水島監督は「学校や近所、職場での個人の諍いも、地球上での国家間の争いも本質的には変わらないのではないか」という意見を持って作品作りに臨んでいる。





水島監督

 個人が追求している「利益」とは「俺の考えややり方が絶対正しいんだ」という心ですね。自分が絶対正義であると主張することが、他人の価値観ややり方を全否定することになる。船頭多くして何とやらと言いますが、己の正義がいろんなものの足を引っ張っていると思うんですよ。

 前に、今の時代には、「正義でありたい欲望がある」と言いましたけど、俺が正義だという主張も欲望の形のひとつであって、己だけの利益を追求する行為とほとんど変わらないと思いますね。

 ……逆に言えば、僕自身にも「正義でありたいという欲望」があるからこそ、こういうところにこだわってしまうのかもしれません。

 だからこそ、「ダブルオー」では絶対正義などない、という描き方をしたかったんです。異なる価値観をそれぞれ持ったたくさんの勢力を出したのも、そういう理由からでした。ある価値観の正しさを主張する勢力があれば、逆の価値観が正しいと思う勢力もあるというような。

 主人公たちは、ガンダムという兵器を使って各地に武力介入をして戦争根絶を目指すのですが、別の地点にいる人から見れば、「テロ行為」にしか見えないという「自分がやった“正義の行い”からも、他者の恨みや間違いは生まれてくる」という話なんですね。





最終回で自分の存在を絶対的に「神」と慢心し、人類との対話を断ったイノベイターリボンズが、紛争を終わらせ人類を導くと主張した時は、この絶対正義への欲望、戦争を終わらせようとする存在がその本質を体現するという皮肉を感じた。



でも、それでも手を繋ぐことは可能なのか。誰もが、何を考えているか分からない他人に恐怖を感じ、思考を停止してしまいがちだ。だから悪意が芽生え武器を持ち、他人を排除する。

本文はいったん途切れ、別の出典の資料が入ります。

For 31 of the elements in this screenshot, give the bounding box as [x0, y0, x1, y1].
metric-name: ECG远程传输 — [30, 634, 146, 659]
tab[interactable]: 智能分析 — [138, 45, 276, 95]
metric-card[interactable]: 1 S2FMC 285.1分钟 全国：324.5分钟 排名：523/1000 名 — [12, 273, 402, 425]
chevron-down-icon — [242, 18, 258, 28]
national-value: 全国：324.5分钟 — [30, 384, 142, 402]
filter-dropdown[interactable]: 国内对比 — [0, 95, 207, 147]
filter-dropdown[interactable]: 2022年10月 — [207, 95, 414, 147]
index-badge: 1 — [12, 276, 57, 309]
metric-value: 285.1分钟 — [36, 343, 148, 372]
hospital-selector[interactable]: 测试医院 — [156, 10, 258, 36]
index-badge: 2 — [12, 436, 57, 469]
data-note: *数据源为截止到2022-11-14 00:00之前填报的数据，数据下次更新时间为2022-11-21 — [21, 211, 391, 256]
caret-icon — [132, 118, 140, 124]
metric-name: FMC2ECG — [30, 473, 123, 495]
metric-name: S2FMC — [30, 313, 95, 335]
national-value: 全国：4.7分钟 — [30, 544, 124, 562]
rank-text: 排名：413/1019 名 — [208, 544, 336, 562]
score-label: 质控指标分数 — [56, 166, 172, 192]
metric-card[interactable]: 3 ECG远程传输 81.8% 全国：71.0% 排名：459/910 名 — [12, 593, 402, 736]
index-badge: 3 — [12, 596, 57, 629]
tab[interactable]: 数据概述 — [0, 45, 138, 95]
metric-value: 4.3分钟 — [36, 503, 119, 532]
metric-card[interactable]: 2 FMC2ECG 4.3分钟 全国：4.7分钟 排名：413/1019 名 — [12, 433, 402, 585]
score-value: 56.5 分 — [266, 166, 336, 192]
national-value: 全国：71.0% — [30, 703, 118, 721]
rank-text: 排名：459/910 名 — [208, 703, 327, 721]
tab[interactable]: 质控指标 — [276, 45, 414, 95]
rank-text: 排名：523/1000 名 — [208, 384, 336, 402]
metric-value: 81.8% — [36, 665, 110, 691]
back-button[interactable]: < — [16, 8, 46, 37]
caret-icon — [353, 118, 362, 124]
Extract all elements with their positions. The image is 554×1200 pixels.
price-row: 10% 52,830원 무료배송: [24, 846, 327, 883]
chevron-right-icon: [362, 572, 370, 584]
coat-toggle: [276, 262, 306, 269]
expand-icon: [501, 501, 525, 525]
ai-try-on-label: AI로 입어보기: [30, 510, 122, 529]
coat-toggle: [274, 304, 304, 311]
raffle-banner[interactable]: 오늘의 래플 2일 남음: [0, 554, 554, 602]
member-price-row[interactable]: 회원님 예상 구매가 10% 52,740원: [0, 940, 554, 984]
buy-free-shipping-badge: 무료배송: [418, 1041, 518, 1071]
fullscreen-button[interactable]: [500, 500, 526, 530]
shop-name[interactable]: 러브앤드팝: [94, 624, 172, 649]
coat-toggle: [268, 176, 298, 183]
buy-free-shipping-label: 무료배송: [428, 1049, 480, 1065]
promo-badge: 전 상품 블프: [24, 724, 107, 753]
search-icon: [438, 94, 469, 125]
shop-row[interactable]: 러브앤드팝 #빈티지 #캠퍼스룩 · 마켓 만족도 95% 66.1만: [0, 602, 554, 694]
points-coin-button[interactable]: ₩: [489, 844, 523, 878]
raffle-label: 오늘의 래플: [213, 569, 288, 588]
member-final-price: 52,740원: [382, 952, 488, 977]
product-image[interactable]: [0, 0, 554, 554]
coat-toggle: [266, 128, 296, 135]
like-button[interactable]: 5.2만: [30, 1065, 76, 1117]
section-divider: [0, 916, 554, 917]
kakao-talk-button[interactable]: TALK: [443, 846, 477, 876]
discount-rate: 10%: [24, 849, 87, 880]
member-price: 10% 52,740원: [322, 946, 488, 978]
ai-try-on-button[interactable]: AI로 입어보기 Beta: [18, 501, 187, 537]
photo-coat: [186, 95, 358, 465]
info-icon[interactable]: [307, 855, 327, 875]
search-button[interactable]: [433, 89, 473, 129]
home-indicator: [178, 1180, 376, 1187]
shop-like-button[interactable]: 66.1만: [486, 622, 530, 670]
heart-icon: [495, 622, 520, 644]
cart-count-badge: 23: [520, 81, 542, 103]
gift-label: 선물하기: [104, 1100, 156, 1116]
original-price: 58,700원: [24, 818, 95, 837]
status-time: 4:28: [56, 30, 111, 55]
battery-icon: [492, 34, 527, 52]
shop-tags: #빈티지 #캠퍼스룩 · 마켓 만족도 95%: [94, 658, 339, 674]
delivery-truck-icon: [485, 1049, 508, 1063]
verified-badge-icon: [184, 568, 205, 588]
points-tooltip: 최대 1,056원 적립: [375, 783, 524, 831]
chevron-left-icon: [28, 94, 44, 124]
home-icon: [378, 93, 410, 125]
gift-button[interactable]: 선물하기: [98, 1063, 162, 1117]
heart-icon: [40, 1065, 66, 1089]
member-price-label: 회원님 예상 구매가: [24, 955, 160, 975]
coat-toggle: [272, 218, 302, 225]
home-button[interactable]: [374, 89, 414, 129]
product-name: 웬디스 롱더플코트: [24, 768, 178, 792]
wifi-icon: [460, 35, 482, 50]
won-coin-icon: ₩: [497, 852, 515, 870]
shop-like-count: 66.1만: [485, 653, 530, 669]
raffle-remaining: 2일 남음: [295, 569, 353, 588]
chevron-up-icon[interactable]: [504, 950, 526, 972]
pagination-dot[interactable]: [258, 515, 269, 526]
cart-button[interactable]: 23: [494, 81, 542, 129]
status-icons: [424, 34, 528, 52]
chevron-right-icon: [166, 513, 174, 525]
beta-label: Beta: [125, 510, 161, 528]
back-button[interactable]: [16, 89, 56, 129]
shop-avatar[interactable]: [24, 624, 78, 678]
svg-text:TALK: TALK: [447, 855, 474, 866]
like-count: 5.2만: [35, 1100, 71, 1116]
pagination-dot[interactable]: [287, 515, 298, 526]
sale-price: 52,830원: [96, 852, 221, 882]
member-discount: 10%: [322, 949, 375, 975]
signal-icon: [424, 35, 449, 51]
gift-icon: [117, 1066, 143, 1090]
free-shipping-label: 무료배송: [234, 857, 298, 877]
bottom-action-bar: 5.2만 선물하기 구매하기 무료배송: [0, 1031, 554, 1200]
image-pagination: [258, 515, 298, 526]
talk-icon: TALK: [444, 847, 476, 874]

そんな世界で、何が人を対話に導くのか。それに対する一つの見解がマリナの歌う挿入歌「TOMORROW」に込められている。







喧嘩をして あの子が泣いて

「ごめんなさい」言えなくて

心の中 叫び泣いても

言葉にしなきゃダメだよ



ありがとう ありがとう 僕のおともだち

会いたいな 新しい ともだちのみんな



キミと手をつなぐ

それは翼になる

みんなの手 つなぐ

大空も飛べる



笑う 笑う 大きな声で

呼んで 呼んで 大好きな…



虹色かけ橋 渡って「おかえり」



お金がね あってもともだちは買えない

なにもなくてもね みんながいるんだ







水島監督

 人と話すとき、言葉の捉え方で意味が変わってくることってありますよね。悪意を持って解釈すればこう取れてしまう、みたいな。でも、相手への疑念とか恐怖がなくなれば、相手のことを善意に解釈することができると思うんですよ。

「相手が怖いからスタンガン(武器)を持つ」という負の連鎖とは正反対の、正の連鎖が起こるわけですね。相手が怖くなくなれば、身構えることもなくなると。

 自分が武器を捨てれば、相手がこちら側を善意に解釈してくれる可能性は上がりますよね。

 逆に、相手の側が、こちらを怖がって身構えている場合もありますよね。向こうが「値踏みされるんじゃないか」と考えているかもしれない。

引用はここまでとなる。